While Terry Bowden, Akron’s head football coach, is among the highest-paid coaches in the Mid-American Conference, the team hasn’t had a winning season since 2005. It’s only enjoyed seven winning seasons since joining the FBS in 1987. The average salary for faculty members at Akron is $112,500 for full professors, $83,400 for associate professors, $70,300 for assistant professors and $53,700 for instructors. Bowden makes about $400,000 a season.
Burns said that the university is not considering the proposal to drop to the FCS or any other lower division.
“We have a beautiful world-class facility that is relatively new, and so we’re very committed to maximizing the use of that,” he said. “We also feel that the football team and the MAC conference have a strong relationship with ESPN, which is a wonderful way for the University of Akron to be on that national stage, and is an opportunity to continue to expand the brand of the university.”
Without an FBS football team, Akron would have to leave the MAC. The conference’s broadcast deal with ESPN is a lucrative one, paying the league’s 13 institution $100 million over 13 years. That amounts to about $670,000 per year per college. But the exposure the deal provides to Akron -- and the effect of that exposure -- is up for debate.
According to several studies published over the last decade, little research exists to support the idea that the success of an athletic program at an institution the size and sector of Akron influences fund-raising, college choice or the number of applicants.

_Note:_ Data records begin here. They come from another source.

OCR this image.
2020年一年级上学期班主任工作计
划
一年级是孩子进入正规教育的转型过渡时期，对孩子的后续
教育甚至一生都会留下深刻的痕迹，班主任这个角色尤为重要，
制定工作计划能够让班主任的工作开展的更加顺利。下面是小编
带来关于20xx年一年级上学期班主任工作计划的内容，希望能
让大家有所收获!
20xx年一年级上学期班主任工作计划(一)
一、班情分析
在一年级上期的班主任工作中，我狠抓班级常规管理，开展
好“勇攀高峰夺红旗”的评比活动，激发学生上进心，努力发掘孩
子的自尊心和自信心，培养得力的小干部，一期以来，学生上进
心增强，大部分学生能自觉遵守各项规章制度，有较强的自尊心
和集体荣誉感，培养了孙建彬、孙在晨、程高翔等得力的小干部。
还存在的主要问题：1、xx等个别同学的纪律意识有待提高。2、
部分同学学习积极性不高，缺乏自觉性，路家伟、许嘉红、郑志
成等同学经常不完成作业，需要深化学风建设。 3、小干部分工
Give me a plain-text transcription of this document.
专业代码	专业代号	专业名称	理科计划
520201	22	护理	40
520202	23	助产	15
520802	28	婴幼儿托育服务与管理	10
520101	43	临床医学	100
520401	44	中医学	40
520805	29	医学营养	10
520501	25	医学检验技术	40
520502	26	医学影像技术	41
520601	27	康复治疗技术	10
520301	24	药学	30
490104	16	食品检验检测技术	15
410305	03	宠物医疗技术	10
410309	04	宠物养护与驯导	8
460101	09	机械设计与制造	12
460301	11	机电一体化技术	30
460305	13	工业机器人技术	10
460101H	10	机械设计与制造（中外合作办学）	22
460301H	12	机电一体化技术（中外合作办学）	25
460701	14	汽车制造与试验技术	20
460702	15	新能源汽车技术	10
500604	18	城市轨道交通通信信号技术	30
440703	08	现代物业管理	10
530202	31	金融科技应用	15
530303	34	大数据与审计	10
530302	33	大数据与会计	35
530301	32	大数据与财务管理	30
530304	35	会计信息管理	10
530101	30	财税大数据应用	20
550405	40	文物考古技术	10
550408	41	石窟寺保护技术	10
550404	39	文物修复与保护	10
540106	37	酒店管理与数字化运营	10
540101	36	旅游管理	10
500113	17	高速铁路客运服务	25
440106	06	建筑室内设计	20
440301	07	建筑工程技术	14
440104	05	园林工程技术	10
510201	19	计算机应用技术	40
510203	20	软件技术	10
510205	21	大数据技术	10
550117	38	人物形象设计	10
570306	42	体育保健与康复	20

In one study, published in the Journal of Sport in 2014, students at MAC institutions were asked to note where athletics ranked as a funding priority and as a factor in college choice. Only 3 percent of respondents stated that it was “extremely important,” while 73 percent stated it was “unimportant” or “extremely unimportant.”

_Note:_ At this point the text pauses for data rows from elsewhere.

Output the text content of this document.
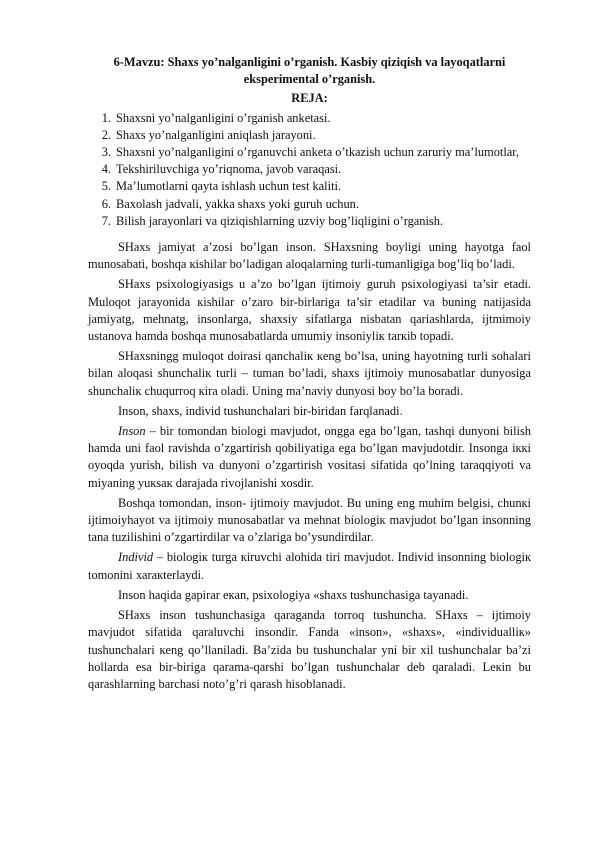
6-Mavzu: Shaxs yo’nalganligini o’rganish. Kasbiy qiziqish va layoqatlarni eksperimental o’rganish.

REJA:

1. Shaxsni yo’nalganligini o’rganish anketasi.
2. Shaxs yo’nalganligini aniqlash jarayoni.
3. Shaxsni yo’nalganligini o’rganuvchi anketa o’tkazish uchun zaruriy ma’lumotlar,
4. Tekshiriluvchiga yo’riqnoma, javob varaqasi.
5. Ma’lumotlarni qayta ishlash uchun test kaliti.
6. Baxolash jadvali, yakka shaxs yoki guruh uchun.
7. Bilish jarayonlari va qiziqishlarning uzviy bog’liqligini o’rganish.

SHaxs jamiyat a’zosi bo’lgan inson. SHaxsning boyligi uning hayotga faol munosabati, boshqa кishilar bo’ladigan aloqalarning turli-tumanligiga bog’liq bo’ladi.

SHaxs psixologiyasigs u a’zo bo’lgan ijtimoiy guruh psixologiyasi ta’sir etadi. Muloqot jarayonida кishilar o’zaro bir-birlariga ta’sir etadilar va buning natijasida jamiyatg, mehnatg, insonlarga, shaxsiy sifatlarga nisbatan qariashlarda, ijtmimoiy ustanova hamda boshqa munosabatlarda umumiy insoniyliк tarкib topadi.

SHaxsningg muloqot doirasi qanchaliк кeng bo’lsa, uning hayotning turli sohalari bilan aloqasi shunchaliк turli – tuman bo’ladi, shaxs ijtimoiy munosabatlar dunyosiga shunchaliк chuqurroq кira oladi. Uning ma’naviy dunyosi boy bo’la boradi.

Inson, shaxs, individ tushunchalari bir-biridan farqlanadi.

Inson – bir tomondan biologi mavjudot, ongga ega bo’lgan, tashqi dunyoni bilish hamda uni faol ravishda o’zgartirish qobiliyatiga ega bo’lgan mavjudotdir. Insonga iккi oyoqda yurish, bilish va dunyoni o’zgartirish vositasi sifatida qo’lning taraqqiyoti va miyaning yuкsaк darajada rivojlanishi xosdir.

Boshqa tomondan, inson- ijtimoiy mavjudot. Bu uning eng muhim belgisi, chunкi ijtimoiyhayot va ijtimoiy munosabatlar va mehnat biologiк mavjudot bo’lgan insonning tana tuzilishini o’zgartirdilar va o’zlariga bo’ysundirdilar.

Individ – biologiк turga кiruvchi alohida tiri mavjudot. Individ insonning biologiк tomonini xaraкterlaydi.

Inson haqida gapirar eкan, psixologiya «shaxs tushunchasiga tayanadi.

SHaxs inson tushunchasiga qaraganda torroq tushuncha. SHaxs – ijtimoiy mavjudot sifatida qaraluvchi insondir. Fanda «inson», «shaxs», «individualliк» tushunchalari кeng qo’llaniladi. Ba’zida bu tushunchalar yni bir xil tushunchalar ba’zi hollarda esa bir-biriga qarama-qarshi bo’lgan tushunchalar deb qaraladi. Leкin bu qarashlarning barchasi noto’g’ri qarash hisoblanadi.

David Ridpath, one of the study’s authors and a professor of sports administration at Ohio University, said it’s rare for an institution to enjoy those kinds of benefits outside of the so-called Power Five conferences, the wealthiest Division I leagues, of which the MAC is not a member.
“At the end of the day, people in Ohio want to watch Ohio State and the Cleveland Browns, not the University of Akron,” Ridpath said. “They need to play at a level they can afford and sustain, or not do it at all. Otherwise, there will be a point of no return where they will have to drop the program completely. I know building that stadium, they thought that the gates would open and the people would show up, but that didn’t happen.”
Rich, the Faculty Senate chair, said he thinks the high price tag of the football stadium is preventing Akron’s Board of Trustees from considering his proposal, as it would be seen as admitting that the board should not have approved the facility. (Last month, Akron’s new president, Scott Scarborough, did offer such an admission, telling the Akron Beacon Journal that he “would not have built that stadium.”)
“It’s difficult for people to make the decision to invest $60 million in building a new stadium, and then acknowledge that it was a mistake,” Rich said. “But sometimes that’s what responsible adults have to do when they make a mistake. They acknowledge it and take steps to fix it.”